Mr Currie was joined by a Great Barrier Reef tourism operator, a businessman and an environment advocate on the journey, which saw them clash with Premier Annastacia Palaszczuk’s delegation.

It’s not the first time he’s rallied against mines on environmental grounds, taking on GVK Hancock over its proposed Kevin’s Corner and Alpha mines.

But he fears if Carmichael goes ahead, those two projects, which border his extensive cattle property west of Alpha, may follow.

Mr Currie described himself and other primary producers as “a steward of the land”, with a responsibility to defend the environment, something in line with another concern looming over the mine: the future of the Great Barrier Reef.

“I’d hate to be the generation that was responsible for the death of that reef,” he said.

The journey to India was an eye-opener for Mr Currie, who said he saw many situations where people’s livelihoods had been destroyed by the construction of ports and power stations to use the coal that would be generated by Carmichael.

“The port and power production facilities around the Mundra area especially has impacted on the lives of about 8000 fishermen, about 4000 pastoralists and about 3000 small-scale salt producers,” he said.

“That displacement and the destruction … it just goes to show how heavily impacted people are from that one situation.

“If more of them are produced to create more power, more people will be displaced and their lifestyles are being destroyed, so I think rather than the claims that producing power will bring 300,000 people out of poverty, it’s actually sending more people into economic and social hardship.”

A spokesperson for Adani said the project had more than 1800 environmental conditions to adhere to, the most of any Queensland project.

The spokesperson said Adani had interests in thermal coal, energy production and agribusiness, as well as mining.

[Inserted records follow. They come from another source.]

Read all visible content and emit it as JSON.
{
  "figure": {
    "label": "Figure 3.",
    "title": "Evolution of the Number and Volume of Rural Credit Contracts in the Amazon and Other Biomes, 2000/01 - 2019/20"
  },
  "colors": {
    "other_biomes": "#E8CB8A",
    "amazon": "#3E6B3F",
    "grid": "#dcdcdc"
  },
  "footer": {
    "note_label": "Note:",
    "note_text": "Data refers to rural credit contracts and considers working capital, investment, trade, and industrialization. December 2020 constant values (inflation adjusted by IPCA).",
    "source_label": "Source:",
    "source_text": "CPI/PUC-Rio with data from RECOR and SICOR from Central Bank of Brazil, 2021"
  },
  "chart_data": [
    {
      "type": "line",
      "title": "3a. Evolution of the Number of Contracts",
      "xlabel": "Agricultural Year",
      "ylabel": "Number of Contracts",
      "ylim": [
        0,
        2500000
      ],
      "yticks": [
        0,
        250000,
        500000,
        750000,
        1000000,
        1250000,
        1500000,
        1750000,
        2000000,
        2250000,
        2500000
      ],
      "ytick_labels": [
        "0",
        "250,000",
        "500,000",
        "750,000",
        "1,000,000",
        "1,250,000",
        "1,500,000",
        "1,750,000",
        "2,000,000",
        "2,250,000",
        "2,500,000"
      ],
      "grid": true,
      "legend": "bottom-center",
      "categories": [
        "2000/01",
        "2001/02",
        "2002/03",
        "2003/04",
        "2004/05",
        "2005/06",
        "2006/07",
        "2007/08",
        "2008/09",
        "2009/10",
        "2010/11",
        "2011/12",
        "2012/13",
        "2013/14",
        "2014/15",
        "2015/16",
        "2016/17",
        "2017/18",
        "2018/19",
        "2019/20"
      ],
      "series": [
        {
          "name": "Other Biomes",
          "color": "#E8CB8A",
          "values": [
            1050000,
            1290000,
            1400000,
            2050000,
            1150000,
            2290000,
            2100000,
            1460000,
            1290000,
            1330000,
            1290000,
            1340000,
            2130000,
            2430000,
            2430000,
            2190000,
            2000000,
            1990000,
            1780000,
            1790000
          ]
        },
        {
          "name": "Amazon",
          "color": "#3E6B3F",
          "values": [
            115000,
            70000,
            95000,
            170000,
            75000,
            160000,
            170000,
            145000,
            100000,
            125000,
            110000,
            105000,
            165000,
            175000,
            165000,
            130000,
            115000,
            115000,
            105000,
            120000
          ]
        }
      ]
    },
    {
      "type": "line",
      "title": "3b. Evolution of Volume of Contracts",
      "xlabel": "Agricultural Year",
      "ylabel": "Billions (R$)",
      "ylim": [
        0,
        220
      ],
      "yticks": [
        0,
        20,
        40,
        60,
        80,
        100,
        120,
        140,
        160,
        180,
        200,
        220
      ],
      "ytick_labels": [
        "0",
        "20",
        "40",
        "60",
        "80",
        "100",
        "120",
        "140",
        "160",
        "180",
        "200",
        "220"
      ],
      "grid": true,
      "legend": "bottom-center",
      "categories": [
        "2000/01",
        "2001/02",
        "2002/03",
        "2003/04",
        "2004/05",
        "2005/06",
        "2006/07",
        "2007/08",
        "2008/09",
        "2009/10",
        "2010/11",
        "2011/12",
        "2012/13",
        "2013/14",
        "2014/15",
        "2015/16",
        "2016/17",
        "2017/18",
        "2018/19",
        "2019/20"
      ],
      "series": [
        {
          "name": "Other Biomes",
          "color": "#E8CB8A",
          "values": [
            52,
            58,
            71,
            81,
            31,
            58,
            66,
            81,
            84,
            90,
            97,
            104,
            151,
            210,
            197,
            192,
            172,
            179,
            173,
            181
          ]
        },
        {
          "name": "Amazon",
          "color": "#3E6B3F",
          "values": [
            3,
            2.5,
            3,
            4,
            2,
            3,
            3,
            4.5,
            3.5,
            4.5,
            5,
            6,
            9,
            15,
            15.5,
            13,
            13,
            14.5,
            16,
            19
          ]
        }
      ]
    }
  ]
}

In India, the company is one of the largest agribusiness producers.

“We understand the importance of preserving and indeed enhancing water stocks, be they surface or artesian,” the spokesperson said.

“Given the number of regulatory requirements placed on the project, we are confident we will indeed enhance the reliability of water supply in that region.”

In relation to Mr Currie’s concerns about the living conditions in some villages, the spokesperson said those living in some villages had been relocated at the company’s expense.

“We have re-planted almost 200ha of mangroves and have improved the water availability in the area in a trade enterprise zone.

“That zone includes a significant thermal coal power station, a solar station, a solar plant manufacturing factory as well as many hectares of land that was graded as desert and is now fertilised and green.”

What is the GAB?

• The Great Artesian Basin (GAB) is one of the largest underground water reservoirs in the world.

• It underlies approximately 22% of Australia-occupying more than 1.7 million square kilometres beneath the arid and semi-arid parts of Queensland, New South Wales, South Australia and the Northern Territory.